Racism, sexism, and capitalism have relentlessly delayed, disrupted, depressed, and poisoned my life for forty years. I'm sick of it.
The goal of this fundraiser is to provide a few month's grace of financial security that I can use to build up a service-based creative studio practice that will financially support me over the course of my life and positively impact the world at large.
The first $950 received will go directly to September 1st rent payment for a sublet that I am currently in. Future funds will go towards securing more stable housing, health insurance, and peace of mind to set my life on an increasingly safe and sustainable course through the creation of a digital editorial platform where I can continue, develop, and share the fruits of my ethnobotanical study.
I'm so proud of the creative work and community I've been able to create and engage alongside the chronic systemic intentional distress this genocidal gaslighting goblin nation state calls a dream. Envisioning what I'll be able create and contribute with the support of mutual aid efforts like this one is enough to make my spirit start to sing again.
Thank you for your help with this important matter.

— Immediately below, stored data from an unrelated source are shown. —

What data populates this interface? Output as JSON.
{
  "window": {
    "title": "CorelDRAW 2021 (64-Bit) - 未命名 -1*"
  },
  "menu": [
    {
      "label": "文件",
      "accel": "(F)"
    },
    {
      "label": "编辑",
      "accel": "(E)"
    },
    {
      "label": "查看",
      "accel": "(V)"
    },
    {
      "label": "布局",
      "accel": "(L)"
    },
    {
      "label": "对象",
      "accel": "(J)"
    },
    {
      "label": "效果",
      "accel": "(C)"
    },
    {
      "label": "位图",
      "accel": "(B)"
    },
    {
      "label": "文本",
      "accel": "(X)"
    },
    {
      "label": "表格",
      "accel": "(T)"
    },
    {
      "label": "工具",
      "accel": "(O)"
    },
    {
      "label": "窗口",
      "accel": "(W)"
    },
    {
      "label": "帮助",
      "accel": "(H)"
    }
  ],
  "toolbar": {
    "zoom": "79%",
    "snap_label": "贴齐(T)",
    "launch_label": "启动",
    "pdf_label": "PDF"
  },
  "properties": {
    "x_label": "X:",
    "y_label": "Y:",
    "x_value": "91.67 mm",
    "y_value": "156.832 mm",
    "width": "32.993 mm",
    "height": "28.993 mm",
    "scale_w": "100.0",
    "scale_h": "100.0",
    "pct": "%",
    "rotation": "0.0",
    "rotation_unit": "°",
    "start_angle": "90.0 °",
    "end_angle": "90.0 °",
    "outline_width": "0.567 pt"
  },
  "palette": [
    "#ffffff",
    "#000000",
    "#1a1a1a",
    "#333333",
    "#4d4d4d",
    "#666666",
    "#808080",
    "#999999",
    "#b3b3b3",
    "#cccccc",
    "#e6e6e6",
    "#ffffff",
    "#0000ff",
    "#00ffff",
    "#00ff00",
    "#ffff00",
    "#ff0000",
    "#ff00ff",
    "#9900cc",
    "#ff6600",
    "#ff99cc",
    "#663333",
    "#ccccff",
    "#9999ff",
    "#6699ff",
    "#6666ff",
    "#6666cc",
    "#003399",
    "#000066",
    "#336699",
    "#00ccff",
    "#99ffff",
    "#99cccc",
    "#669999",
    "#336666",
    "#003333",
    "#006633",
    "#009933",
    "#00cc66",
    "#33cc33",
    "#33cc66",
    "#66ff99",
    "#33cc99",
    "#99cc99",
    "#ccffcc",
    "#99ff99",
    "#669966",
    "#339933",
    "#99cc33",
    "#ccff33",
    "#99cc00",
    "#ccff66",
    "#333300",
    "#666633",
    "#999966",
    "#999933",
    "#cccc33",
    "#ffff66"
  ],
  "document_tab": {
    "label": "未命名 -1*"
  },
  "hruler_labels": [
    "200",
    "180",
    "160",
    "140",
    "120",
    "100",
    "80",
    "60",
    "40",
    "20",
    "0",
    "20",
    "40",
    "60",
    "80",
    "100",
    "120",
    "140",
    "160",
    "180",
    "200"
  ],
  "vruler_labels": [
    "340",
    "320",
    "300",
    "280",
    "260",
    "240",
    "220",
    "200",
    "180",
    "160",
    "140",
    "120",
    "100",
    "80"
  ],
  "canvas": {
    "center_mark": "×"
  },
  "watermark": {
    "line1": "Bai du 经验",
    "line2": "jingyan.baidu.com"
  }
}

Let's remake the world, and let's make it make sense.
#AGNG2020clearvision
ARTIST BIO
Adjua Gargi Nzinga Greaves (New York City, b. 1980) writes ethnobotanical literary criticism and collages detritus into heraldic devices. Greaves has most recently been published in THE BROOKLYN RAIL, and LETTERS TO THE FUTURE: BLACK WOMEN/RADICAL WRITING (Kore Press). Her chapbook CLOSE READING AS FORESTRY is published by Belladonna*. A publication with Ugly Duckling Presse is forthcoming, and a spring 2020 commission from Issue Project Room inspired Greaves to begin working with video. Formerly a Monday Night Reading Series curator at The Poetry Project, Site Director for Wendy's Subway, and an artist-in-residence at Rauschenberg Residency , she is currently based in New York City where she is Young Mother of The Florxal Review.